Do we think? Not. Do we ask? Not. Do we probe? Not.
We simply fold into self, shielding the psyche from the horrific truths that linger just beneath the floorboards of ordinary life. This, mere speck, must not be mistook as peace. ‘Tis but a soft cocoon woven from self-sheltering denial.
And then, there’s anchoring. We fasten ourselves to ritual, tradition, institution, inherited systems of belief: any structure sturdy enough to feel like a handrail.
Such attachment offers the illusion of guidance, a comforting sense that someone before us mapped the terrain. It is a collective agreement to trust what has already been trusted. Survival hinges on steadying ourselves on lore we did not write but desperately require.
As if this sense of belonging was not enough, next arrives distraction. Humanity’s most flamboyant coping ritual. We clutter the mind with tasks, errands, chatter, engulfing screens, compulsions. These (menial) occupations become a shield against the cathartic clarity of awareness.

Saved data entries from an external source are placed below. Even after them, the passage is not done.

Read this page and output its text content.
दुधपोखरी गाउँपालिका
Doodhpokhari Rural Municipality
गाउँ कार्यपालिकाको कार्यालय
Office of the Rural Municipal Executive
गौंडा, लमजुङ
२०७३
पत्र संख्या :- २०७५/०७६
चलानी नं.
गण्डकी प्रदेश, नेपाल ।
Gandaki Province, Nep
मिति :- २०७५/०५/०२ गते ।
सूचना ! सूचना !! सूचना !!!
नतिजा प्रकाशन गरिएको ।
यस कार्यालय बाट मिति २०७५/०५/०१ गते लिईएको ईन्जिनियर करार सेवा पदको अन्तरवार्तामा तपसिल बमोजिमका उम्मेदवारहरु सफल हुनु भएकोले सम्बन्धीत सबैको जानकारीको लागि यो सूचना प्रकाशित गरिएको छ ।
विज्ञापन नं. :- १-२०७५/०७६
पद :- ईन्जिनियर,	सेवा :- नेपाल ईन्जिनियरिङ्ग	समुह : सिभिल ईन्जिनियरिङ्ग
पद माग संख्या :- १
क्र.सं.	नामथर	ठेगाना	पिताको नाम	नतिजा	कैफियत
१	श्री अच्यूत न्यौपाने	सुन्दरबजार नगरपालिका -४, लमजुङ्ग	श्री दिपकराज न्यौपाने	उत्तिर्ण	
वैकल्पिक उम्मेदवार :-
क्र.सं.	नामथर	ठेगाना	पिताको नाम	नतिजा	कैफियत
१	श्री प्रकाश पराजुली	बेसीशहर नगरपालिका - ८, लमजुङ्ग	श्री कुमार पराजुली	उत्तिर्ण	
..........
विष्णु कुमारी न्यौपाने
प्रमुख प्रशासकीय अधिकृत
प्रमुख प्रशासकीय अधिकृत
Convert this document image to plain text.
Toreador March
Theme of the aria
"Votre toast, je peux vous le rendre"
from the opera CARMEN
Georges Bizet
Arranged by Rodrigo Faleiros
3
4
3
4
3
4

To stay busy is to dodge care. To dodge care is to stay safe (or so we hope). And in doing so, we avoid both harm and accountability.
We end up drifting on the surface of life rather than being pulled into its undercurrents.

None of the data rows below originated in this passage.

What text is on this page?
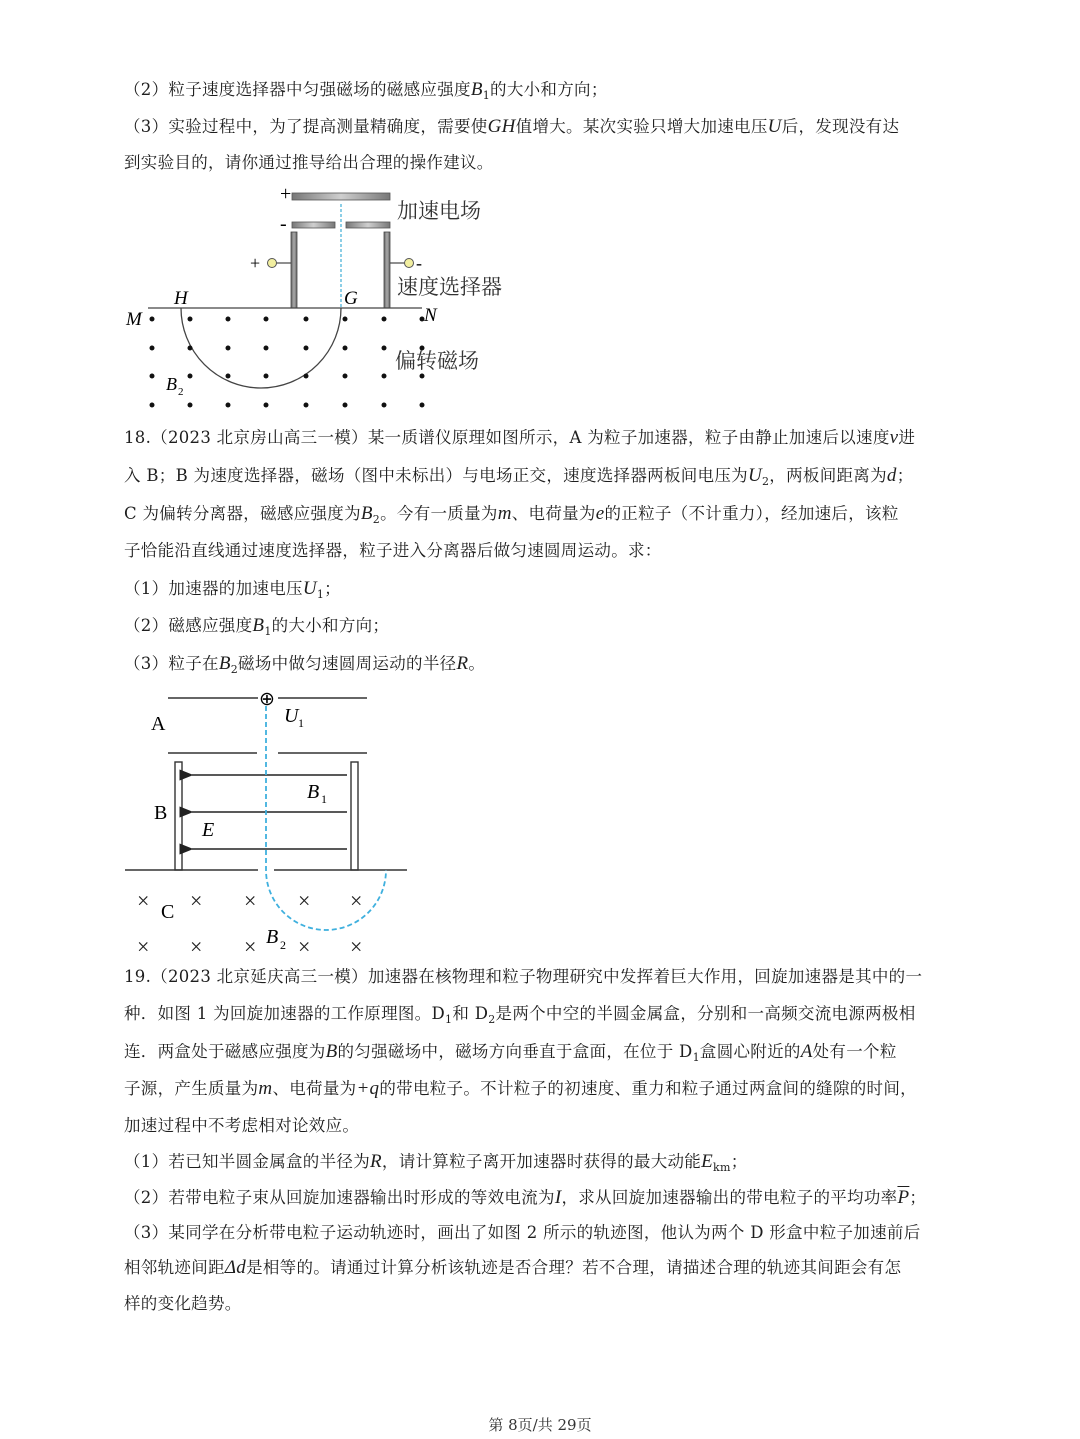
（2）粒子速度选择器中匀强磁场的磁感应强度$B_1$的大小和方向；
（3）实验过程中，为了提高测量精确度，需要使GH值增大。某次实验只增大加速电压U后，发现没有达
到实验目的，请你通过推导给出合理的操作建议。
+
-
+	-
H	G
M	N
B 2
加速电场
速度选择器
偏转磁场
18.（2023 北京房山高三一模）某一质谱仪原理如图所示，A 为粒子加速器，粒子由静止加速后以速度v进
入 B；B 为速度选择器，磁场（图中未标出）与电场正交，速度选择器两板间电压为$U_2$，两板间距离为d；
C 为偏转分离器，磁感应强度为$B_2$。今有一质量为m、电荷量为e的正粒子（不计重力），经加速后，该粒
子恰能沿直线通过速度选择器，粒子进入分离器后做匀速圆周运动。求：
（1）加速器的加速电压$U_1$；
（2）磁感应强度$B_1$的大小和方向；
（3）粒子在$B_2$磁场中做匀速圆周运动的半径R。
⊕
A	U 1
B
B 1
E
× × × × ×
× × × × ×
C
B 2
19.（2023 北京延庆高三一模）加速器在核物理和粒子物理研究中发挥着巨大作用，回旋加速器是其中的一
种．如图 1 为回旋加速器的工作原理图。$D_1$和 $D_2$是两个中空的半圆金属盒，分别和一高频交流电源两极相
连．两盒处于磁感应强度为B的匀强磁场中，磁场方向垂直于盒面，在位于 $D_1$盒圆心附近的A处有一个粒
子源，产生质量为m、电荷量为+q的带电粒子。不计粒子的初速度、重力和粒子通过两盒间的缝隙的时间，
加速过程中不考虑相对论效应。
（1）若已知半圆金属盒的半径为R，请计算粒子离开加速器时获得的最大动能$E_{km}$；
（2）若带电粒子束从回旋加速器输出时形成的等效电流为I，求从回旋加速器输出的带电粒子的平均功率$\overline{P}$；
（3）某同学在分析带电粒子运动轨迹时，画出了如图 2 所示的轨迹图，他认为两个 D 形盒中粒子加速前后
相邻轨迹间距Δd是相等的。请通过计算分析该轨迹是否合理？若不合理，请描述合理的轨迹其间距会有怎
样的变化趋势。
第 8页/共 29页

And now, we must brace for the final fourth: sublimation. The most elegant and dangerous of the four. Here anxiety becomes art. Pain is transfigured into something glorious, expressive, even novel.
It’s akin to smuggling despair across the border of beauty; disguising it in aesthetics, channeling it into creation.
Sublimation as a mechanism feels the closest to transcendence. Yet, just as the other three, it is a translation rather than the truth.
But for all their ingenuity, each of the above is temporary. They demand constant maintenance, like fragile machinery humming just on the edge of collapse. They do not reach the root cause of suffering. It is merely a means of rearranging the furniture around it.
We defend ourselves through self-denial, a choreography of avoidance refined across millennia.
Therefore we arrive at the fundamental dilemma: a species torn between the desire to continue pursuit and the desire to decipher. Between the instinct for survival and the burden of awareness.
What do we seek? Purpose, solace, redemption. And yet we suspect these are scaffolds erected to protect us from the void. The binaries implode within us. When we see through this illusion, we arrive at liberation and condemnation at once.
For those seeking a conclusion, perhaps the way forward is not resolution at all, but the cessation of dependency on resolution. A surrender, not in defeat but in recognition. To welcome our condition, our aimlessness, our unsteady belonging in a universe that owes us nothing.
Now, we may call this nihilism. Or we may recognize this as the beginning of a transformation: not as escape, but as acceptance. A creative living-with the human condition, rather than a running-from it.
In that tender, raw, unadorned embrace, may we finally find something resembling equilibrium.